In un comunicato, la direttrice di Karatapan Cristina Palabay afferma «Zara era una coraggiosa difensora dei diritti umani e la sua morte è una perdita tremenda per tutti noi e per coloro che lottano per i diritti del popolo. Chiediamo giustizia!» E continua «Il fatto che sia stata ammazzata giusto una settimana dopo Ka Randy Echanis, e proprio il giorno in cui lo abbiamo sepolto, rende evidente che questi omicidi insensati e a sangue freddo sono parte di una strategia sanguinaria per silenziare il dissenso, prendendo difensori dei diritti umani come obiettivo».

 

Karatapan denuncia nei suoi comunicati che dalla presa del potere di Duterte (2016) ad oggi sono stati 13 i membri della loro organizzazione vittime di esecuzioni extra-giudiziarie.

 

Nel 2018 Duterte ha prodotto una lista di 600 persone considerate terroriste dal governo, tra queste vi erano sia Zara che Echanis.
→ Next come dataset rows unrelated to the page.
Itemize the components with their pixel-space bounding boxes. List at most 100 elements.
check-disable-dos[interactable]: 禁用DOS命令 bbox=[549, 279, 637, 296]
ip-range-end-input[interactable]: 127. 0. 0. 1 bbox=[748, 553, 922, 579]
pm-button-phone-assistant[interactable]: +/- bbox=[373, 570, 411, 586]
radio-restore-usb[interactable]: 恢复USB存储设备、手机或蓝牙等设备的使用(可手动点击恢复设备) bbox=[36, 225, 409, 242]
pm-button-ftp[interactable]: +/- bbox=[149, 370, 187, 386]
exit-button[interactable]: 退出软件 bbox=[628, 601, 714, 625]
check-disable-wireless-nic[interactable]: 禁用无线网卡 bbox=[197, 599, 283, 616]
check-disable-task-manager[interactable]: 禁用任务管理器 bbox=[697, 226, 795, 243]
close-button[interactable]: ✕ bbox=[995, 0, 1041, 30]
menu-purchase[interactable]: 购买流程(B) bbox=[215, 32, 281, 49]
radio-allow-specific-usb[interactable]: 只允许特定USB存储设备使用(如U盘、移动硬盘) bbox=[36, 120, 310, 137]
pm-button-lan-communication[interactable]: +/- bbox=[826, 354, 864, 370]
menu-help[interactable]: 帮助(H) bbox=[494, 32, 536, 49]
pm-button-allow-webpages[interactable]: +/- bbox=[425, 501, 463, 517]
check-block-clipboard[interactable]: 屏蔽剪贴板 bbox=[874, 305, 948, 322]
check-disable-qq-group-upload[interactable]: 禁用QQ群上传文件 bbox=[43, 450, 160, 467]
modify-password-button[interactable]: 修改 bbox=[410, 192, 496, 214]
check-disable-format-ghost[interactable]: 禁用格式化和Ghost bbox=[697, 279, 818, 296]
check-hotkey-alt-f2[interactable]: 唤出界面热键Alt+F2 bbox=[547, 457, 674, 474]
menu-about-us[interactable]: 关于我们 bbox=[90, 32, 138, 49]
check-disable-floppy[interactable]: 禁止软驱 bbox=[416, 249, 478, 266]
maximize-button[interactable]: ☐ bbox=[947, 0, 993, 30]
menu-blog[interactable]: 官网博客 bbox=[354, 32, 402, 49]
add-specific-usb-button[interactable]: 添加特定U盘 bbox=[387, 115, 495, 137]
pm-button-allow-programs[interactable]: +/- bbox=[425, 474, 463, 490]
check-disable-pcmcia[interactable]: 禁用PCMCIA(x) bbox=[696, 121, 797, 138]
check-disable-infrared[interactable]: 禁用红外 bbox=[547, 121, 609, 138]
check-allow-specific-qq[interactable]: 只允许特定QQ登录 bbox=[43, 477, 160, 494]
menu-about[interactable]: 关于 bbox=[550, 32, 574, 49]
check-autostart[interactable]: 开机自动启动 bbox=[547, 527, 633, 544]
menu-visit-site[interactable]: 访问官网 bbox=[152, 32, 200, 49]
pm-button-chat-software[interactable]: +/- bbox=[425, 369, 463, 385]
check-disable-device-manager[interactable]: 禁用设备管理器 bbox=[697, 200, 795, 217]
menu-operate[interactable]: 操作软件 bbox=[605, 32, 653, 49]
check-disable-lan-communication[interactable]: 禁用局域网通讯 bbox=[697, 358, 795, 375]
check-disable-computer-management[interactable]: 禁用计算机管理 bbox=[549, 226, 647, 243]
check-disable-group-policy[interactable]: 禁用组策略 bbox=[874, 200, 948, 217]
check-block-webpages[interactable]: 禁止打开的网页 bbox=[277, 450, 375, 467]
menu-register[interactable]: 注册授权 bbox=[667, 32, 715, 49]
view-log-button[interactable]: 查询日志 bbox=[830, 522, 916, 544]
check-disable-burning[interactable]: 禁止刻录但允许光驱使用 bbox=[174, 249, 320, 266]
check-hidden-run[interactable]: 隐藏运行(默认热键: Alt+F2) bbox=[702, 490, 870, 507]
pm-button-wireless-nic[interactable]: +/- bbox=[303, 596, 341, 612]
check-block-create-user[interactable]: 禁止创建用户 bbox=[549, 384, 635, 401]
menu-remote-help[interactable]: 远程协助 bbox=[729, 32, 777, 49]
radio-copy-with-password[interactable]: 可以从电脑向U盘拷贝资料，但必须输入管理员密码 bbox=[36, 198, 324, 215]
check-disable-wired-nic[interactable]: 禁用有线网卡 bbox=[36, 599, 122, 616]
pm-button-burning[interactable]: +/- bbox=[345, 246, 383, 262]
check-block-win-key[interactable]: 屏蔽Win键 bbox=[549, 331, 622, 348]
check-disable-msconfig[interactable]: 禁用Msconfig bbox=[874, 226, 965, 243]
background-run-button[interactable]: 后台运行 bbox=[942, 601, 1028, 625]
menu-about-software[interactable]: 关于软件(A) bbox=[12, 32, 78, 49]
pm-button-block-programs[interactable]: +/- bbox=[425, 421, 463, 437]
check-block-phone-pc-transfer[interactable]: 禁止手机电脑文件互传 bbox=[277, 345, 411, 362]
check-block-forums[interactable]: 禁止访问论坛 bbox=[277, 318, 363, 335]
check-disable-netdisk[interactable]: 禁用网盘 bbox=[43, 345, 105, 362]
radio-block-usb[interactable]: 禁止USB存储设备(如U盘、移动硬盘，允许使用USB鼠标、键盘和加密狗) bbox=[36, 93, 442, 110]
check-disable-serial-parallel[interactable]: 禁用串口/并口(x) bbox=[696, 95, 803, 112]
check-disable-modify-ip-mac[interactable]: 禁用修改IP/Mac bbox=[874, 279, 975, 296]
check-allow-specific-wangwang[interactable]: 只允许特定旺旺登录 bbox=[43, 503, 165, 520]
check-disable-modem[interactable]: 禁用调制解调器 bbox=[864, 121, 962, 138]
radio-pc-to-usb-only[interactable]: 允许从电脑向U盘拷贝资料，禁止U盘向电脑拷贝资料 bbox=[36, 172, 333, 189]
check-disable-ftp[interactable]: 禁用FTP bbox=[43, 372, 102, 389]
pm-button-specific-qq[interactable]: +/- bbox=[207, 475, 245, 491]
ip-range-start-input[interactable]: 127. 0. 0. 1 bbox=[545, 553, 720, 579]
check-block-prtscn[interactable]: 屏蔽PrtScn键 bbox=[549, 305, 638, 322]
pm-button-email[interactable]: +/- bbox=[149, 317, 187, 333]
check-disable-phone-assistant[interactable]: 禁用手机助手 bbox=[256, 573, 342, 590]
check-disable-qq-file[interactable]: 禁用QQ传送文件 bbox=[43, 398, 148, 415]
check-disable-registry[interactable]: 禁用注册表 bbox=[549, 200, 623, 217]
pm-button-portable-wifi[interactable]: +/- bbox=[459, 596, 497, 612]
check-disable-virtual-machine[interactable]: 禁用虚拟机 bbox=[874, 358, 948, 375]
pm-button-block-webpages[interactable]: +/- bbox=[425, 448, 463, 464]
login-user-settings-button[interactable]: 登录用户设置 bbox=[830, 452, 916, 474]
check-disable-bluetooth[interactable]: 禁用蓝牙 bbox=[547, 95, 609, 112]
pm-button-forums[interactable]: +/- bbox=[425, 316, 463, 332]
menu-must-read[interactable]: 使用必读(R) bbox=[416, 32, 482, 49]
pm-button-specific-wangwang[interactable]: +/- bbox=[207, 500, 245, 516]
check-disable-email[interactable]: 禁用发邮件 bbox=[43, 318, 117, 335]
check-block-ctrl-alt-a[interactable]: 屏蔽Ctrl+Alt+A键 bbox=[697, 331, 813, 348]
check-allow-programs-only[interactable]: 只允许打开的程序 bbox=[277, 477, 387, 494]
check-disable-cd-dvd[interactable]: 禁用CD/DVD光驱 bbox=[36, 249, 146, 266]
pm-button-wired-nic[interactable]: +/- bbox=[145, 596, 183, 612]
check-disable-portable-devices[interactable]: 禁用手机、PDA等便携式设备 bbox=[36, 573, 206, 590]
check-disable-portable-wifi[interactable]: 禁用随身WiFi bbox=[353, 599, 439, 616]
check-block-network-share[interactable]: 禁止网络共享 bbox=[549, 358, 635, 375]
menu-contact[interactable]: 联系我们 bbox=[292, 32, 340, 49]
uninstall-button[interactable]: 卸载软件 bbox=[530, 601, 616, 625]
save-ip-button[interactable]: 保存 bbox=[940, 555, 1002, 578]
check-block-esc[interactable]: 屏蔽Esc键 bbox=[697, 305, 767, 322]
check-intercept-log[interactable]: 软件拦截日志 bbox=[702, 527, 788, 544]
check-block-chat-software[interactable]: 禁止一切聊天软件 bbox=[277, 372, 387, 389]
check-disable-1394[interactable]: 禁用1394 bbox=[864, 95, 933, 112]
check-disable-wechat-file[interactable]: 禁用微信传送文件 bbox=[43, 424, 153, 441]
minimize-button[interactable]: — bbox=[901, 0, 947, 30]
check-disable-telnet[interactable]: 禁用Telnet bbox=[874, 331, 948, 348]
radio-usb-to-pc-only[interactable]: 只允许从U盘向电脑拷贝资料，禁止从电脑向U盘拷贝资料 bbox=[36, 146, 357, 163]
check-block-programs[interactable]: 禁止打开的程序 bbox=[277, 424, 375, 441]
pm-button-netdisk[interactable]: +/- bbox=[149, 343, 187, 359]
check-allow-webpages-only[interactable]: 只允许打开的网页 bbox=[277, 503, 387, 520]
Gran parte delle persone presenti nella lista sono attivisti sociali inseriti nelle loro comunità: un fatto che è stato fortemente condannato in quanto non solo denigratorio ma pure estremamente rischioso in un contesto in cui le forze armate (ufficiali o meno) agiscono impunemente.

Dal 2018 Zara era persino stata oggetto di minacce esplicite attraverso la pratica del red-tagging, cioè poster appesi per il capoluogo di Negros, Bacalod City con il suo nome e l’accusa di essere fiancheggiatrice di gruppi armati. Sempre la direttrice di Karatapan, Cristina Palabay, ha dichiato ad Al Jazeera che «Considerando le minacce ricevute precedentemente erano da forze dello stato , non ci è difficile concludere che anche chi la uccisa sia parte di forze statali.»

Le organizzazioni di diritti umani da tempo condannano la violenza politica che si vive sotto il governo di Duterte. Da un lato, come spiega in questo rapporto Amnesty International nelle città la “guerra al narcotraffico” e alla “criminalità” è stata un pretesto per una repressione generalizzata e violenta delle fasce più impoverite delle città, arrivando all’utilizzo di veri e propri squadroni della morte, come denunciato anche da Human Rights Watch.

Dall’altro, nelle campagne la pressione sulla popolazione da parte dell’agroindustria estrattivista– per la quale la canna da zucchero è elemento fondamentale- ha portato a violenze, minacce e uccisioni da parte dei difensori della terra e dell’ambiente. Global Witness infatti denuncia da tempo la violenza che il potere legato alle multinazionali (tra le quali la Del Monte) attuano nei confronti della popolazione indigena del paese. Le Filippine, sempre secondo l’ong britannica, sono state nel 2018 il posto più violento al mondo per i difensori della terra e dell’ambiente, nel 2019 condividono il triste primato con la Colombia.